What's described here is basically what happens for page turns on the Apple devices. Of course, there are other applications on the iPhone and iPad that also use this page turn animation, even before Apple adopted it for iBooks.

Time will tell if Microsoft gets ownership of this e-reading feature.

(via GoRumors.)

Marcus Yam
Marcus Yam served as Tom's Hardware News Director during 2008-2014. He entered tech media in the late 90s and fondly remembers the days when an overclocked Celeron 300A and Voodoo2 SLI comprised a gaming rig with the ultimate street cred.
  • Its not fair that a company can just sit back and patent as many potential technologies that they want, without needing to deveop a product that utilizes that technology. They can just sit back and demand royalties from companies who actually do use that patented technology.
    Reply
  • mitch074
    I'm pretty sure that prior art + obviousness would make that patent invalid: neither MS nor Apple were the first to do a page turning animation, and "use your finger to turn a page" is hardly an invention.
    Reply
  • lifelesspoet
    Oh snap!
    Reply
  • hixbot
    The patent system is out of control.
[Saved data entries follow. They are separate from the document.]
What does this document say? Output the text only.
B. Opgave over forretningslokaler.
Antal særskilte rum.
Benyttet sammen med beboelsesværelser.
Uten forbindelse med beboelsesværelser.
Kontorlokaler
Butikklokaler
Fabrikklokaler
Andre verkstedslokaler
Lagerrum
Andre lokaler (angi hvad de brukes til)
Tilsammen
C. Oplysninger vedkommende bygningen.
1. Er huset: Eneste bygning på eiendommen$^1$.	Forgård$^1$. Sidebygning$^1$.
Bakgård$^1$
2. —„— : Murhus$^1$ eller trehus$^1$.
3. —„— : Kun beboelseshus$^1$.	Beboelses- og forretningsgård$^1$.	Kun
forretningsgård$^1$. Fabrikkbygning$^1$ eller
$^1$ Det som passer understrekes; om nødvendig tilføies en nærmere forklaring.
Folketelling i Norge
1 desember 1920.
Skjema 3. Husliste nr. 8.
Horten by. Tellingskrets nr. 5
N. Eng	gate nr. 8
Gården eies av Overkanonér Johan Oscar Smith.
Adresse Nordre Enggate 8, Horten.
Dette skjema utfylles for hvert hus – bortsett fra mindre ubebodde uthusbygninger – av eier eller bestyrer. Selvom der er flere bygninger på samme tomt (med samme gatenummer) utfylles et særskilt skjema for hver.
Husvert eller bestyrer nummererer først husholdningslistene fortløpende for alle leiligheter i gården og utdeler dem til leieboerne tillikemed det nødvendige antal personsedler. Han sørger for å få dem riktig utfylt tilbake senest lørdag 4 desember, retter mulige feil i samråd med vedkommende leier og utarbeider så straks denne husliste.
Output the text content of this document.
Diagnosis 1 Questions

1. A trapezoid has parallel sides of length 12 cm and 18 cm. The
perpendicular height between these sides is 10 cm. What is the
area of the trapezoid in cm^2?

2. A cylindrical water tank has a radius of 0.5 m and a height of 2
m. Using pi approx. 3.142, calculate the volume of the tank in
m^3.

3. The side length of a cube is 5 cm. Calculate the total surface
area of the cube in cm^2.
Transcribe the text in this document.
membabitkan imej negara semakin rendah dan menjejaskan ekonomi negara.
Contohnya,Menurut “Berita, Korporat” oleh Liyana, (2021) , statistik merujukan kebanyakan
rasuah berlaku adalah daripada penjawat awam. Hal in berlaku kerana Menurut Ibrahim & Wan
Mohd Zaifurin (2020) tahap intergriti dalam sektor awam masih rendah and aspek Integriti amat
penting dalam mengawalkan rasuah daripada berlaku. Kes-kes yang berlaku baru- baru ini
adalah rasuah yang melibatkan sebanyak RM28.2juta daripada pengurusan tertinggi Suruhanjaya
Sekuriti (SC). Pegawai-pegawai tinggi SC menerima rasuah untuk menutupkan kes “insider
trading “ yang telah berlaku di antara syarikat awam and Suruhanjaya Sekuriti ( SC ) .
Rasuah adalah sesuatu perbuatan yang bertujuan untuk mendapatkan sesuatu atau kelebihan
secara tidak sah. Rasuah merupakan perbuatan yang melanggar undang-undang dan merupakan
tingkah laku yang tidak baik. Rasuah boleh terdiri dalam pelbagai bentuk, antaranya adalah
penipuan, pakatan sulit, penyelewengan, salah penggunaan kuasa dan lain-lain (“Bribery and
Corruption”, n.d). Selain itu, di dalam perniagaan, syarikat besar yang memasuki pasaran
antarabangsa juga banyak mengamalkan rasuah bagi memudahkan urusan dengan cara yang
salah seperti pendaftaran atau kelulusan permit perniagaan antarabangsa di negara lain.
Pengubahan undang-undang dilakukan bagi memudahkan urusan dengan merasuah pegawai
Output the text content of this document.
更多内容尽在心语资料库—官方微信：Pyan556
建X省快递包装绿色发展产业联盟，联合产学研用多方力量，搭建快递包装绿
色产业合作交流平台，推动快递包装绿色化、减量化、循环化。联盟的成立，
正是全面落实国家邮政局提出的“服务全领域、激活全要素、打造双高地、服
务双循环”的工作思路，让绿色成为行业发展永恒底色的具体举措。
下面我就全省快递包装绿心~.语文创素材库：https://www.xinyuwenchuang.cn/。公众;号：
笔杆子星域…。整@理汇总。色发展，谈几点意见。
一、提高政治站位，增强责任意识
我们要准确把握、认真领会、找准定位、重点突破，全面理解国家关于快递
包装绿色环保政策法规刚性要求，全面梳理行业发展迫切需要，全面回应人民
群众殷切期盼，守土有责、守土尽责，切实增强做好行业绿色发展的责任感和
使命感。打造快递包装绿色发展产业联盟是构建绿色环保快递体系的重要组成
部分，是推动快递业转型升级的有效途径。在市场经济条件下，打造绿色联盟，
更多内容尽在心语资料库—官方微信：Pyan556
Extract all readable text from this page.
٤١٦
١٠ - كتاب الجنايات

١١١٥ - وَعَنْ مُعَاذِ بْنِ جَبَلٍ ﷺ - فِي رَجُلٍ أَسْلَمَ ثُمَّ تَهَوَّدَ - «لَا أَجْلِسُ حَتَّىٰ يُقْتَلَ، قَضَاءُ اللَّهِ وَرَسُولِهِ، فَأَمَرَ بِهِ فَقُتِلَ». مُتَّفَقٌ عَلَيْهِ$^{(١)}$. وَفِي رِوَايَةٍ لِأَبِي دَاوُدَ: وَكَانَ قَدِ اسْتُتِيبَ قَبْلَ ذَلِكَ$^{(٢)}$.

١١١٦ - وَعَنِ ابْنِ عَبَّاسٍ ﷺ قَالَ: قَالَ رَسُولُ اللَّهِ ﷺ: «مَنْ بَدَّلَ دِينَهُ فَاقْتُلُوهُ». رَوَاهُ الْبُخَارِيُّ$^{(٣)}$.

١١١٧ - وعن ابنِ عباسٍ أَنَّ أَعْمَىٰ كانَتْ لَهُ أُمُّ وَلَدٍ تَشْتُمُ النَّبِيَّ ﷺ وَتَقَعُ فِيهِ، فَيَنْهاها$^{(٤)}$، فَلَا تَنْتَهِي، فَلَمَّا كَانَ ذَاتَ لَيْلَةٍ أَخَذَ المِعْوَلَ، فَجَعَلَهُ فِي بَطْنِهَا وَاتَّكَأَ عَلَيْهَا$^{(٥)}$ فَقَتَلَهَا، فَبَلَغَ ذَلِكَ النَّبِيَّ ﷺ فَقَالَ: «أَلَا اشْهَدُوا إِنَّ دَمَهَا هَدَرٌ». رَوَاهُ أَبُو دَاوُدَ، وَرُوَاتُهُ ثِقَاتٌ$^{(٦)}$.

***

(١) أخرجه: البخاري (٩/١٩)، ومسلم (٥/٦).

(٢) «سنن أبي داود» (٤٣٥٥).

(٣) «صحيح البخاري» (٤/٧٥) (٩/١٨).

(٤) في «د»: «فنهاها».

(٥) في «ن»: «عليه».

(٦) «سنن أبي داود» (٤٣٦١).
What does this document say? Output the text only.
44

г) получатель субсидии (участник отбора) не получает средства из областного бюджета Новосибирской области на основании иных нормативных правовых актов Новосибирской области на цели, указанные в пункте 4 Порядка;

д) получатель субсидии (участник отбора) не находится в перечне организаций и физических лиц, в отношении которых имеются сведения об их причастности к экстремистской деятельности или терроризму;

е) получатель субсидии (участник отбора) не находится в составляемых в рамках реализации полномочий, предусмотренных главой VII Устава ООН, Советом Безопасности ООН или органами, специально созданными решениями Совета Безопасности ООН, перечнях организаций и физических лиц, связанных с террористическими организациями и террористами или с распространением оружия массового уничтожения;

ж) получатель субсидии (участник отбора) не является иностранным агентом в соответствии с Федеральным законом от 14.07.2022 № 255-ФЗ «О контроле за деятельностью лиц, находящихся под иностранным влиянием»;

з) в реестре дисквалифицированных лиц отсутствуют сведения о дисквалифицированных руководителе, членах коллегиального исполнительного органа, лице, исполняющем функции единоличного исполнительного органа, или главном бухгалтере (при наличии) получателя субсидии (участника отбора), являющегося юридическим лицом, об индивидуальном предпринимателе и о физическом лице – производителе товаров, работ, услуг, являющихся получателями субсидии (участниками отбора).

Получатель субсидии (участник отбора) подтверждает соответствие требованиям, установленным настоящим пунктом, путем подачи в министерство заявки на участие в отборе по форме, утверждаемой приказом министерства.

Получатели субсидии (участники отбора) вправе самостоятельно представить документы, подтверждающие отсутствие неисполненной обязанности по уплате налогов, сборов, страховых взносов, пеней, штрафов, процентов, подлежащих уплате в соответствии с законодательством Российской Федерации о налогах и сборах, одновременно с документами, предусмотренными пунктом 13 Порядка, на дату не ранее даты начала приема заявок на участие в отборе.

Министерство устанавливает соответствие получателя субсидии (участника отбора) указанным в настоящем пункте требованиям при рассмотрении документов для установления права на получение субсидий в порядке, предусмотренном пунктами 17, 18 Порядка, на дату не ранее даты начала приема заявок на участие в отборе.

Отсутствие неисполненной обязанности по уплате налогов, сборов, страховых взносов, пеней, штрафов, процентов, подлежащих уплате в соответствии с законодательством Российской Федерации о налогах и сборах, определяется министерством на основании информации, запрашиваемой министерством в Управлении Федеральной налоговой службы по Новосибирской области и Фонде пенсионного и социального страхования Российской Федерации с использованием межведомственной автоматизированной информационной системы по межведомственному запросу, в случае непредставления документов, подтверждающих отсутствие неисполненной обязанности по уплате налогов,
I'm not blaming MS for doing this, but I don't think such trivial things should be able to be patented.
    Reply
  • silentq
    microsoft is looking to get some money to pay of NTP for their lawsuit..
    Reply
  • silentq
    microsoft is looking to get some money to pay of NTP for their lawsuit..
    Reply
  • LORD_ORION
    You should not be able to patent virtualized real work behavior. They alread gt away with softphones, next is page turning of a virtual book?Idiotic.
    Reply
  • anamaniac
    As much as I like seeing Macintosh getting owned as the next guy here, no.
    Microsoft, just no.
    Reply
  • awood28211
    @abcd1211: It is completely fair. A patent is merely an exclusive right to and invention for the public disclosure of said invention. An invention does not constitute a physical creation but merely can be imagined and documented. These are as defined by US law which governs said parties in this matter.

    NOW, on the other hand... this problem here exists in that the invention must be new, non-obvious and useful (subjective). For MS to argue that a digital book page turn is new could be debated but them to argue that it is "non-obvious" would be ludicrous. It would be like me asking for a patent on video games in which digitally represented cars in the games make sounds that mimic real cars.

    IF this becomes a blow up lawsuit of some sorts, I could see this paving the way to basically say that a digital representation of anything that occurs in reality is not patentable. If two apps exists that show a nature scene and one has a tree fall down periodically, is that then patentable and enforceable if the competing application shows a tree fall down? I mean, we can really see how that would be ridiculous.

    HOWEVER, on the other hand, I am in full support of allowing patents on the PROCESS, not the representation. The process being more stringent. IF they managed to come up with a unique way of making it happen as opposed to just the visual representation, they should go for it.

    I'm not an Apple fan, this is true, and MS is how I make my livelihood (VB/c# programmer) but seriously MS... a patent on turning a page?
    Reply
  • The patent system is a lawyers' playground primarily serving the purpose of blocking innovation or extracting money after the event. At the same time big corporations seem to flout the system in the expectation that they can cow the rights owners through sheer power or via brilliant legal minds that can split hairs sufficiently to steal an idea.

    It started off well enough -- so that new technologies should be made public (as in "patently obvious") particularly where they had relevance to the military interests of the nation (that being England).

    In exchange for publishing an idea so that it could be disseminated to the advantage of the nation, the originator was awarded exclusive rights (for a limited period) that he could license for a fee to those who wanted to adopt it.

    The brilliance of the system was that by giving a financial value to an idea beyond its actual realisation as (say) a machine that was a marketable product, the originator was able to attract capital to develop the idea and collaborate with others without risking losing control of the invention.